Y es que el IPC del bloque ha alcanzado este mes su nivel más alto en 10 años, tal y como informan desde Reuters, y según los expertos es probable que continue revelándose.
Estos datos elevados en los precios de la zona euro ponen en entredicho la visión moderada de la inflación que señaló el Banco Central Europeo (BCE), pues la autoridad bancaria consideró que el incremento de los precios es pasajero y su objetivo estimado rondaba alrededor del 2%.
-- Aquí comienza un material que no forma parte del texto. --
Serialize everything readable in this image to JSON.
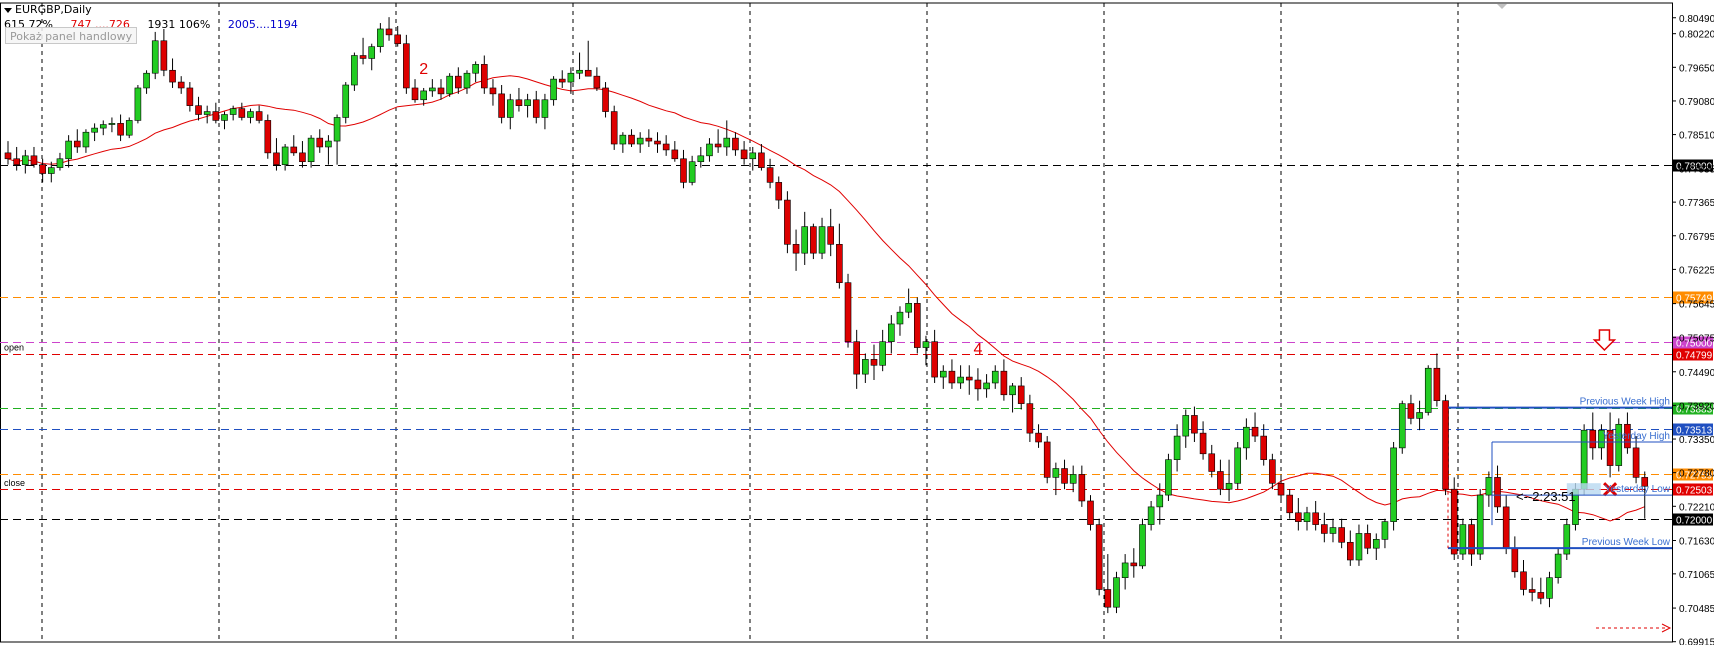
{
  "header": {
    "symbol": "EURGBP,Daily",
    "info_black_1": "615  72%",
    "info_red": "747 ....726",
    "info_black_2": "1931  106%",
    "info_blue": "2005....1194",
    "panel_button": "Pokaż panel handlowy"
  },
  "chart_data": {
    "type": "candlestick",
    "symbol": "EURGBP",
    "timeframe": "Daily",
    "ylim": [
      0.6991,
      0.8074
    ],
    "y_ticks": [
      0.8049,
      0.8022,
      0.7965,
      0.7908,
      0.7851,
      0.77935,
      0.77365,
      0.76795,
      0.76225,
      0.75645,
      0.75075,
      0.7449,
      0.7392,
      0.7335,
      0.7278,
      0.7221,
      0.7163,
      0.71065,
      0.70485,
      0.69915
    ],
    "period_separator_count": 9,
    "price_levels": [
      {
        "price": 0.78,
        "label": "0.78000",
        "color": "#000000",
        "style": "dashed",
        "name": ""
      },
      {
        "price": 0.75749,
        "label": "0.75749",
        "color": "#ff8c00",
        "style": "dashed",
        "name": ""
      },
      {
        "price": 0.75,
        "label": "0.75000",
        "color": "#cc44cc",
        "style": "dashed",
        "name": ""
      },
      {
        "price": 0.74799,
        "label": "0.74799",
        "color": "#e00000",
        "style": "dashed",
        "name": "open"
      },
      {
        "price": 0.73883,
        "label": "0.73883",
        "color": "#20b020",
        "style": "dashed",
        "name": "Previous Week High"
      },
      {
        "price": 0.73513,
        "label": "0.73513",
        "color": "#1f4fc0",
        "style": "dashed",
        "name": ""
      },
      {
        "price": 0.72759,
        "label": "0.72759",
        "color": "#ff8c00",
        "style": "dashed",
        "name": ""
      },
      {
        "price": 0.72503,
        "label": "0.72503",
        "color": "#e00000",
        "style": "dashed",
        "name": "close"
      },
      {
        "price": 0.72,
        "label": "0.72000",
        "color": "#000000",
        "style": "dashed",
        "name": ""
      }
    ],
    "level_texts": {
      "open": "open",
      "close": "close",
      "prev_week_high": "Previous Week High",
      "yesterday_high": "Yesterday High",
      "yesterday_low": "Yesterday Low",
      "prev_week_low": "Previous Week Low"
    },
    "yesterday_high": 0.733,
    "yesterday_low": 0.724,
    "prev_week_low": 0.715,
    "countdown": "<--2:23:51",
    "wave_labels": [
      {
        "text": "2",
        "index": 48
      },
      {
        "text": "4",
        "index": 112
      }
    ],
    "candles": [
      [
        0.782,
        0.784,
        0.78,
        0.781
      ],
      [
        0.781,
        0.783,
        0.779,
        0.78
      ],
      [
        0.78,
        0.7825,
        0.7785,
        0.7815
      ],
      [
        0.7815,
        0.783,
        0.7795,
        0.78
      ],
      [
        0.78,
        0.781,
        0.777,
        0.7785
      ],
      [
        0.7785,
        0.7805,
        0.777,
        0.7795
      ],
      [
        0.7795,
        0.782,
        0.779,
        0.781
      ],
      [
        0.781,
        0.785,
        0.7795,
        0.784
      ],
      [
        0.784,
        0.786,
        0.782,
        0.783
      ],
      [
        0.783,
        0.786,
        0.782,
        0.7855
      ],
      [
        0.7855,
        0.787,
        0.784,
        0.7862
      ],
      [
        0.7862,
        0.7875,
        0.785,
        0.7868
      ],
      [
        0.7868,
        0.788,
        0.7855,
        0.787
      ],
      [
        0.787,
        0.7885,
        0.784,
        0.785
      ],
      [
        0.785,
        0.788,
        0.7845,
        0.7875
      ],
      [
        0.7875,
        0.7935,
        0.787,
        0.793
      ],
      [
        0.793,
        0.796,
        0.792,
        0.7955
      ],
      [
        0.7955,
        0.8025,
        0.7945,
        0.801
      ],
      [
        0.801,
        0.803,
        0.795,
        0.796
      ],
      [
        0.796,
        0.798,
        0.793,
        0.794
      ],
      [
        0.794,
        0.795,
        0.792,
        0.793
      ],
      [
        0.793,
        0.794,
        0.789,
        0.79
      ],
      [
        0.79,
        0.7915,
        0.7875,
        0.7885
      ],
      [
        0.7885,
        0.79,
        0.787,
        0.789
      ],
      [
        0.789,
        0.7905,
        0.787,
        0.7875
      ],
      [
        0.7875,
        0.789,
        0.786,
        0.7885
      ],
      [
        0.7885,
        0.79,
        0.7875,
        0.7895
      ],
      [
        0.7895,
        0.7905,
        0.7875,
        0.788
      ],
      [
        0.788,
        0.7895,
        0.787,
        0.789
      ],
      [
        0.789,
        0.79,
        0.787,
        0.7875
      ],
      [
        0.7875,
        0.7885,
        0.781,
        0.782
      ],
      [
        0.782,
        0.7845,
        0.779,
        0.78
      ],
      [
        0.78,
        0.7835,
        0.779,
        0.783
      ],
      [
        0.783,
        0.785,
        0.7815,
        0.782
      ],
      [
        0.782,
        0.784,
        0.7795,
        0.7805
      ],
      [
        0.7805,
        0.785,
        0.7795,
        0.7845
      ],
      [
        0.7845,
        0.786,
        0.782,
        0.783
      ],
      [
        0.783,
        0.785,
        0.78,
        0.784
      ],
      [
        0.784,
        0.7885,
        0.78,
        0.788
      ],
      [
        0.788,
        0.794,
        0.787,
        0.7935
      ],
      [
        0.7935,
        0.799,
        0.7925,
        0.7985
      ],
      [
        0.7985,
        0.8015,
        0.797,
        0.798
      ],
      [
        0.798,
        0.8005,
        0.796,
        0.8
      ],
      [
        0.8,
        0.804,
        0.799,
        0.803
      ],
      [
        0.803,
        0.805,
        0.801,
        0.802
      ],
      [
        0.802,
        0.8035,
        0.8,
        0.8005
      ],
      [
        0.8005,
        0.802,
        0.792,
        0.793
      ],
      [
        0.793,
        0.7945,
        0.7905,
        0.791
      ],
      [
        0.791,
        0.793,
        0.79,
        0.7925
      ],
      [
        0.7925,
        0.7945,
        0.7915,
        0.793
      ],
      [
        0.793,
        0.7945,
        0.791,
        0.792
      ],
      [
        0.792,
        0.7955,
        0.7915,
        0.795
      ],
      [
        0.795,
        0.7965,
        0.792,
        0.793
      ],
      [
        0.793,
        0.796,
        0.792,
        0.7955
      ],
      [
        0.7955,
        0.7975,
        0.794,
        0.797
      ],
      [
        0.797,
        0.7985,
        0.792,
        0.793
      ],
      [
        0.793,
        0.7945,
        0.79,
        0.792
      ],
      [
        0.792,
        0.7935,
        0.787,
        0.788
      ],
      [
        0.788,
        0.792,
        0.786,
        0.791
      ],
      [
        0.791,
        0.793,
        0.789,
        0.79
      ],
      [
        0.79,
        0.792,
        0.788,
        0.791
      ],
      [
        0.791,
        0.7925,
        0.787,
        0.788
      ],
      [
        0.788,
        0.792,
        0.786,
        0.791
      ],
      [
        0.791,
        0.795,
        0.79,
        0.7945
      ],
      [
        0.7945,
        0.796,
        0.793,
        0.794
      ],
      [
        0.794,
        0.7965,
        0.792,
        0.7955
      ],
      [
        0.7955,
        0.799,
        0.7945,
        0.796
      ],
      [
        0.796,
        0.801,
        0.795,
        0.795
      ],
      [
        0.795,
        0.7965,
        0.7925,
        0.793
      ],
      [
        0.793,
        0.794,
        0.788,
        0.789
      ],
      [
        0.789,
        0.79,
        0.7825,
        0.7835
      ],
      [
        0.7835,
        0.7855,
        0.782,
        0.785
      ],
      [
        0.785,
        0.786,
        0.783,
        0.7835
      ],
      [
        0.7835,
        0.7855,
        0.782,
        0.7845
      ],
      [
        0.7845,
        0.786,
        0.783,
        0.784
      ],
      [
        0.784,
        0.7855,
        0.782,
        0.7835
      ],
      [
        0.7835,
        0.785,
        0.7815,
        0.7825
      ],
      [
        0.7825,
        0.784,
        0.7805,
        0.781
      ],
      [
        0.781,
        0.7825,
        0.776,
        0.777
      ],
      [
        0.777,
        0.7815,
        0.7765,
        0.7805
      ],
      [
        0.7805,
        0.783,
        0.7795,
        0.7815
      ],
      [
        0.7815,
        0.7845,
        0.7805,
        0.7835
      ],
      [
        0.7835,
        0.786,
        0.782,
        0.783
      ],
      [
        0.783,
        0.7875,
        0.7815,
        0.7845
      ],
      [
        0.7845,
        0.7855,
        0.7815,
        0.7825
      ],
      [
        0.7825,
        0.784,
        0.78,
        0.781
      ],
      [
        0.781,
        0.783,
        0.779,
        0.782
      ],
      [
        0.782,
        0.7835,
        0.779,
        0.7795
      ],
      [
        0.7795,
        0.781,
        0.776,
        0.777
      ],
      [
        0.777,
        0.778,
        0.7725,
        0.774
      ],
      [
        0.774,
        0.7755,
        0.765,
        0.7665
      ],
      [
        0.7665,
        0.769,
        0.762,
        0.765
      ],
      [
        0.765,
        0.772,
        0.763,
        0.7695
      ],
      [
        0.7695,
        0.77,
        0.764,
        0.765
      ],
      [
        0.765,
        0.771,
        0.764,
        0.7695
      ],
      [
        0.7695,
        0.7725,
        0.7645,
        0.7665
      ],
      [
        0.7665,
        0.77,
        0.759,
        0.76
      ],
      [
        0.76,
        0.7615,
        0.749,
        0.75
      ],
      [
        0.75,
        0.752,
        0.742,
        0.7445
      ],
      [
        0.7445,
        0.748,
        0.743,
        0.747
      ],
      [
        0.747,
        0.7495,
        0.7435,
        0.746
      ],
      [
        0.746,
        0.752,
        0.745,
        0.75
      ],
      [
        0.75,
        0.7545,
        0.748,
        0.753
      ],
      [
        0.753,
        0.756,
        0.751,
        0.755
      ],
      [
        0.755,
        0.759,
        0.754,
        0.7565
      ],
      [
        0.7565,
        0.7575,
        0.748,
        0.749
      ],
      [
        0.749,
        0.751,
        0.746,
        0.75
      ],
      [
        0.75,
        0.752,
        0.743,
        0.744
      ],
      [
        0.744,
        0.746,
        0.742,
        0.745
      ],
      [
        0.745,
        0.747,
        0.742,
        0.743
      ],
      [
        0.743,
        0.746,
        0.742,
        0.744
      ],
      [
        0.744,
        0.746,
        0.741,
        0.7435
      ],
      [
        0.7435,
        0.7455,
        0.74,
        0.742
      ],
      [
        0.742,
        0.7445,
        0.7405,
        0.743
      ],
      [
        0.743,
        0.746,
        0.742,
        0.745
      ],
      [
        0.745,
        0.747,
        0.74,
        0.741
      ],
      [
        0.741,
        0.743,
        0.738,
        0.7425
      ],
      [
        0.7425,
        0.744,
        0.7385,
        0.7395
      ],
      [
        0.7395,
        0.741,
        0.733,
        0.7345
      ],
      [
        0.7345,
        0.736,
        0.732,
        0.733
      ],
      [
        0.733,
        0.734,
        0.726,
        0.727
      ],
      [
        0.727,
        0.7295,
        0.724,
        0.7285
      ],
      [
        0.7285,
        0.73,
        0.725,
        0.726
      ],
      [
        0.726,
        0.729,
        0.7245,
        0.7275
      ],
      [
        0.7275,
        0.729,
        0.722,
        0.723
      ],
      [
        0.723,
        0.724,
        0.718,
        0.719
      ],
      [
        0.719,
        0.72,
        0.707,
        0.708
      ],
      [
        0.708,
        0.714,
        0.704,
        0.705
      ],
      [
        0.705,
        0.711,
        0.704,
        0.71
      ],
      [
        0.71,
        0.714,
        0.708,
        0.7125
      ],
      [
        0.7125,
        0.715,
        0.71,
        0.712
      ],
      [
        0.712,
        0.72,
        0.7115,
        0.719
      ],
      [
        0.719,
        0.723,
        0.718,
        0.722
      ],
      [
        0.722,
        0.726,
        0.719,
        0.724
      ],
      [
        0.724,
        0.731,
        0.723,
        0.73
      ],
      [
        0.73,
        0.736,
        0.728,
        0.734
      ],
      [
        0.734,
        0.7385,
        0.732,
        0.7375
      ],
      [
        0.7375,
        0.739,
        0.733,
        0.7345
      ],
      [
        0.7345,
        0.7365,
        0.73,
        0.731
      ],
      [
        0.731,
        0.7325,
        0.727,
        0.728
      ],
      [
        0.728,
        0.73,
        0.724,
        0.725
      ],
      [
        0.725,
        0.73,
        0.723,
        0.726
      ],
      [
        0.726,
        0.733,
        0.725,
        0.732
      ],
      [
        0.732,
        0.737,
        0.73,
        0.7355
      ],
      [
        0.7355,
        0.738,
        0.733,
        0.734
      ],
      [
        0.734,
        0.736,
        0.729,
        0.73
      ],
      [
        0.73,
        0.731,
        0.725,
        0.726
      ],
      [
        0.726,
        0.7275,
        0.723,
        0.724
      ],
      [
        0.724,
        0.725,
        0.72,
        0.721
      ],
      [
        0.721,
        0.7235,
        0.718,
        0.7195
      ],
      [
        0.7195,
        0.722,
        0.718,
        0.721
      ],
      [
        0.721,
        0.723,
        0.718,
        0.719
      ],
      [
        0.719,
        0.721,
        0.716,
        0.7175
      ],
      [
        0.7175,
        0.72,
        0.716,
        0.7185
      ],
      [
        0.7185,
        0.72,
        0.715,
        0.716
      ],
      [
        0.716,
        0.718,
        0.712,
        0.713
      ],
      [
        0.713,
        0.719,
        0.712,
        0.7175
      ],
      [
        0.7175,
        0.719,
        0.714,
        0.715
      ],
      [
        0.715,
        0.7175,
        0.713,
        0.7165
      ],
      [
        0.7165,
        0.72,
        0.715,
        0.7195
      ],
      [
        0.7195,
        0.733,
        0.718,
        0.732
      ],
      [
        0.732,
        0.74,
        0.731,
        0.7395
      ],
      [
        0.7395,
        0.741,
        0.736,
        0.737
      ],
      [
        0.737,
        0.74,
        0.735,
        0.738
      ],
      [
        0.738,
        0.746,
        0.7375,
        0.7455
      ],
      [
        0.7455,
        0.748,
        0.739,
        0.74
      ],
      [
        0.74,
        0.741,
        0.724,
        0.725
      ],
      [
        0.725,
        0.727,
        0.713,
        0.714
      ],
      [
        0.714,
        0.72,
        0.713,
        0.719
      ],
      [
        0.719,
        0.72,
        0.712,
        0.714
      ],
      [
        0.714,
        0.725,
        0.713,
        0.724
      ],
      [
        0.724,
        0.728,
        0.722,
        0.727
      ],
      [
        0.727,
        0.729,
        0.721,
        0.722
      ],
      [
        0.722,
        0.724,
        0.714,
        0.715
      ],
      [
        0.715,
        0.717,
        0.71,
        0.711
      ],
      [
        0.711,
        0.713,
        0.707,
        0.708
      ],
      [
        0.708,
        0.71,
        0.706,
        0.7075
      ],
      [
        0.7075,
        0.71,
        0.7055,
        0.7065
      ],
      [
        0.7065,
        0.711,
        0.705,
        0.71
      ],
      [
        0.71,
        0.715,
        0.709,
        0.714
      ],
      [
        0.714,
        0.72,
        0.713,
        0.719
      ],
      [
        0.719,
        0.726,
        0.718,
        0.725
      ],
      [
        0.725,
        0.736,
        0.724,
        0.735
      ],
      [
        0.735,
        0.738,
        0.73,
        0.732
      ],
      [
        0.732,
        0.736,
        0.73,
        0.735
      ],
      [
        0.735,
        0.738,
        0.727,
        0.729
      ],
      [
        0.729,
        0.737,
        0.728,
        0.736
      ],
      [
        0.736,
        0.738,
        0.731,
        0.732
      ],
      [
        0.732,
        0.734,
        0.726,
        0.727
      ],
      [
        0.727,
        0.728,
        0.72,
        0.7255
      ]
    ]
  }
}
“Los precios al consumo en los 19 países que comparten el euro subieron un 3% este mes, tras aumentar un 2,2% en julio, muy por encima de las expectativas del 2,7% y alejándose del objetivo del 2% del BCE”, explica desde agencia de noticias, y apuntan a que la subida se debió a los costes de la energía, aunque cabe señalar que los precios de los alimentos también se dispararon, mientras que los precios de los bienes industriales también experimentaron un aumento excepcionalmente elevado, según la agencia de estadísticas de la UE, Eurostat.